Les armes d’assaut sont interdites au Canada depuis les années 1970.

Avec des villes comme Toronto et Ottawa qui enregistrent un nombre record de crimes violents et de morts par balle, l’accent devrait être mis sur les criminels et le problème croissant des gangs de rue et les Canadiens le savent très bien.

L’attention constante portée aux propriétaires d’armes légitimes détourne l’attention et les ressources de ce travail ce qui entraîne un nombre croissant de victimes et de familles dévastées, le tout avec l’appui de Polysesouvient et de la Coalition pour le contrôle des armes à feu. Les deux organisations se présentent comme des groupes de survivants ou de victimes sous prétexte de vouloir mettre fin à la violence. Mais après les commentaires de Rathjen, il est douloureusement clair que leur cible est les citoyens les plus contrôlés du Canada, c-a-d les propriétaires d’armes à feu légales.
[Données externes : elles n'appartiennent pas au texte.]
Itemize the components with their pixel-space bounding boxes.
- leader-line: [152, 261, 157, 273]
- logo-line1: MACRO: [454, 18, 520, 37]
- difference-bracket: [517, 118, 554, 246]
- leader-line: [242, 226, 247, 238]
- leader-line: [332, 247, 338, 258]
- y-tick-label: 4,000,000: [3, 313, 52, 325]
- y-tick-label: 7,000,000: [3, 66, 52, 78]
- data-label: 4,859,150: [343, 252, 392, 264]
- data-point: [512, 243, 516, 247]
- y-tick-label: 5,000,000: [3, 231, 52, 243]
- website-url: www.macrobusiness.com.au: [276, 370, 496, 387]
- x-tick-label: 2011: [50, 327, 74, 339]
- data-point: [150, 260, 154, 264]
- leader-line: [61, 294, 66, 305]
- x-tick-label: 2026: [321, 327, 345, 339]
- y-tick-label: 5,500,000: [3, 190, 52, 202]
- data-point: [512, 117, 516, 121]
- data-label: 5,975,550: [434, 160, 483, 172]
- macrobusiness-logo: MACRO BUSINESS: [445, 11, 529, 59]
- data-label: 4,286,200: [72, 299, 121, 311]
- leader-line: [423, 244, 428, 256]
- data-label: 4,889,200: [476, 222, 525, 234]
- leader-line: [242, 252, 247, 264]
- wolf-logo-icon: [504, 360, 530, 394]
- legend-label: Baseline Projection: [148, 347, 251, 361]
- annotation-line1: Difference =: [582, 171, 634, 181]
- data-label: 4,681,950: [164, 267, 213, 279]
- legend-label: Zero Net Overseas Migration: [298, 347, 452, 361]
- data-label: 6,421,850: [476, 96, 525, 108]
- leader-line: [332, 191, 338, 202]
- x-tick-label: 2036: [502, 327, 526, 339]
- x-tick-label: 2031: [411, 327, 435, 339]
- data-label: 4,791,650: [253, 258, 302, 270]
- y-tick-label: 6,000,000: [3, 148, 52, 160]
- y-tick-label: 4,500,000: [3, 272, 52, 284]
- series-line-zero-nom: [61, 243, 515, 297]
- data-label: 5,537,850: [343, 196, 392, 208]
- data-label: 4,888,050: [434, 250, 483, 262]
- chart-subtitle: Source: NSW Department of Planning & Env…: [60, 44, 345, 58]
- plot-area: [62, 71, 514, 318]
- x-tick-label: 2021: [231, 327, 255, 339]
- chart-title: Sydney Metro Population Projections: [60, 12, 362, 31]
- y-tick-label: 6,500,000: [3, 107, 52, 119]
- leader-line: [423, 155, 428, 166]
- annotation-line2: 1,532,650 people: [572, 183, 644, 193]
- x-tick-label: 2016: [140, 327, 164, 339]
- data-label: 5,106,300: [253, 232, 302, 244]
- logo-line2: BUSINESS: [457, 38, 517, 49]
Rathjen réagissait à leur tentative infructueuse de faire la guerre aux chasseurs et aux tireurs sur cibles avec un hashtag de média social, « TriggerChange ». La campagne infructueuse des lobbyistes anti-armes à feu est le résultat d’une contre-attaque menée par des propriétaires d’armes à feu qui en ont marre de la diabolisation constante du sport et qui est dirigé par la CCDAF. Lire l’histoire ici

Dans l’histoire de Naumetz, Rod Giltaca, directeur général et directeur exécutif de la CCDAF, a déclaré: «Les propriétaires d’armes à feu en ont assez des attaques répétées. Ils en ont marre de la diabolisation et veulent simplement se défendre».

Il semble que ces démagogues n’ont pas finit leur guerre, ils sont déterminés à tuer notre sport et utiliseront un nombre incalculable de victimes pour faire valoir leur point de vue.

Imaginez les progrès qui pourraient être réalisés dans notre société si toutes les parties de ce débat émotionnel souhaitaient la même chose ?

Mettre fin à la violence, réduire ou éliminer la violence et le crime des gangs de rue.

Eh bien, ils ne le font pas. Polysesouvient ne s’intéresse qu’à vos armes.